[Pigging by Wilfrid: August 4, 2014]
Cherchez le sel? But it's here, it's there, it's everywhere. Or at least it was on my first--and so far, last--visit to Keith McNally's new bistro, Cherche Midi, in what was previously his trattoria Pulino's on the busy corner of Bowery and East Houston.
It wasn't supposed to be my last visit. I booked a table easily enough in the early days of Cherche Midi opening, but it quickly reverted to the default reservation pattern familiar from Minetta Tavern (and I guess from Balthazar--although I haven't been there for dinner in many years).
5.30 or 10.30. That's it. Oh sure, you can walk in--and find the bar packed, and walk out again. I did try, a couple of times, because I wanted to write a full review. But life is too short, and I don't get paid, so here are the impressions from one meal. Sadly, a bad one.

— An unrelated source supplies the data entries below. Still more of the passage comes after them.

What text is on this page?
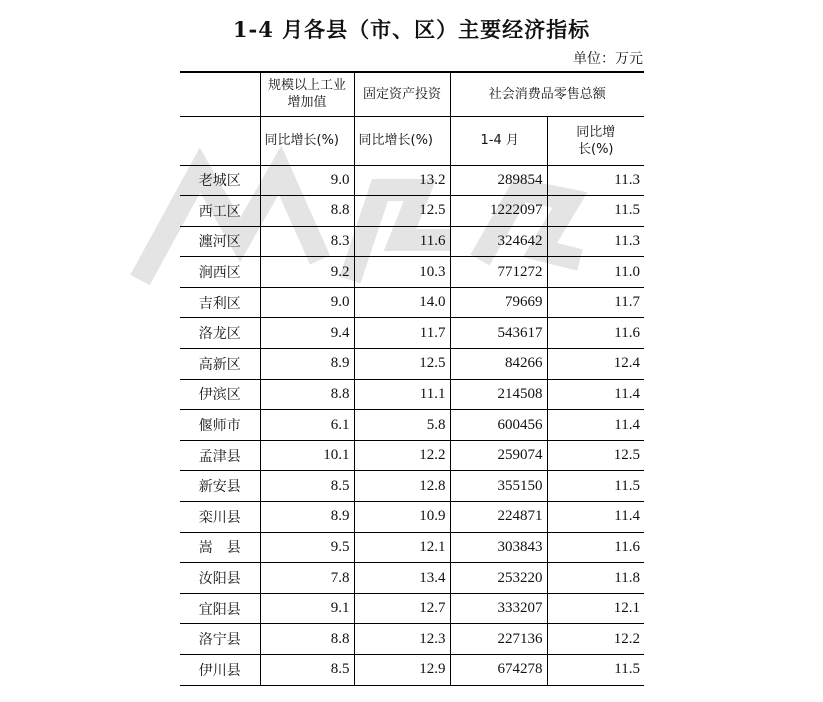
1-4 月各县（市、区）主要经济指标
单位：万元
	规模以上工业增加值	固定资产投资	社会消费品零售总额	
	同比增长(%)	同比增长(%)	1-4 月	同比增长(%)
老城区	9.0	13.2	289854	11.3
西工区	8.8	12.5	1222097	11.5
瀍河区	8.3	11.6	324642	11.3
涧西区	9.2	10.3	771272	11.0
吉利区	9.0	14.0	79669	11.7
洛龙区	9.4	11.7	543617	11.6
高新区	8.9	12.5	84266	12.4
伊滨区	8.8	11.1	214508	11.4
偃师市	6.1	5.8	600456	11.4
孟津县	10.1	12.2	259074	12.5
新安县	8.5	12.8	355150	11.5
栾川县	8.9	10.9	224871	11.4
嵩　县	9.5	12.1	303843	11.6
汝阳县	7.8	13.4	253220	11.8
宜阳县	9.1	12.7	333207	12.1
洛宁县	8.8	12.3	227136	12.2
伊川县	8.5	12.9	674278	11.5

Last time I looked in, there was certainly a mob at the door. The Infatuation reported this week that things have gotten worse: "There’s just nowhere to put all the people. They packed probably five tables too many in this place, and trying to get around is like playing a game of Marble Madness. You get bumped all meal long by waitstaff trying to get by, and are literally inside the entree of the table next to you."
So there I was lucky. My early visit, on a weekday evening, showed how pleasant the ambience can be--in the patented McNally faux-French way--when the place isn't full. Some fresh bread, some butter, a glass of bubbles; the correct paper tablecloth, the tiled floor. Nice. But what to eat? The simple answer is the burger, which everyone seems to like, and which is reasonably priced at $21 de luxe. But what is you want dinner?
Like Balthazar for the most part, Cherche Midi offers a very American faux-French experience. Once you've discarded all the salads and the inevitable hamachi crudo, the remaining appetizers are frog's legs and a $26 bit of foie gras, and the frog's legs were threatened with a green sauce (my bête verte, if you like;visions of wheatgrass).
Or there was a pot au fromage, and I didn't know what it was, so I ordered it.
Now the menu does say "pot au fromage, parmesan custard," but the latter is not additional to the former. It's what the former is. A pot of warm, melted parmesan cheese, possibly (indeed probably, given the price of cheese) whipped up with some butter or something. Now, parmesan is a salty cheese, so what you may not want with it is toast spread with anchovy butter.
Parmesan and anchovies. Not a pairing anyone would describe, I fear, as well-balanced. And it wasn't. Salt upon salt.
The entrées are mostly mainstream too, from a chicken breast to salmon, from an expensive saddle of lamb to a slightly more expensive whole daurade. Generally, I'd think the $48 prime rib would be the way to go here, but I rashly settled on a simple steak frites Béarnaise. After all, I'd enjoyed the tavern steak at Minetta at the same price ($28), and it was all so bistro-ish, what could do wrong?
Well, the fries could go wrong, McNally's restaurants are rightly commended for fresh, hot, crisp, fries.
Fresh, hot, crisp? Check. And slathered with salt. Sure, I was sensitized by my first course, but this wasn't a feverishly saline imagination. These were visibly over-salted. My bad luck, I have to assume. The steak was unremarkably--dry, it's flavor drowned out by the fries. The sauce was cold.
I ordered cheese not to bolster the check but to soothe my palate. You can choose three (fair at $14) or five from a decent international list.
Reliable Tomme Crayeuse, Pleasant Ridge Reserve, Castelrosso, with a full range of condiments.
And because I believe the burger is probably delicious, and that they don't do that to the fries every order, and that the mussels or skate might be great, I really did try to give it a second chance.
But if you choose to play the 5.30 or 10.30 game, saving the rest of the tables for people with the right phone number, this is what you get.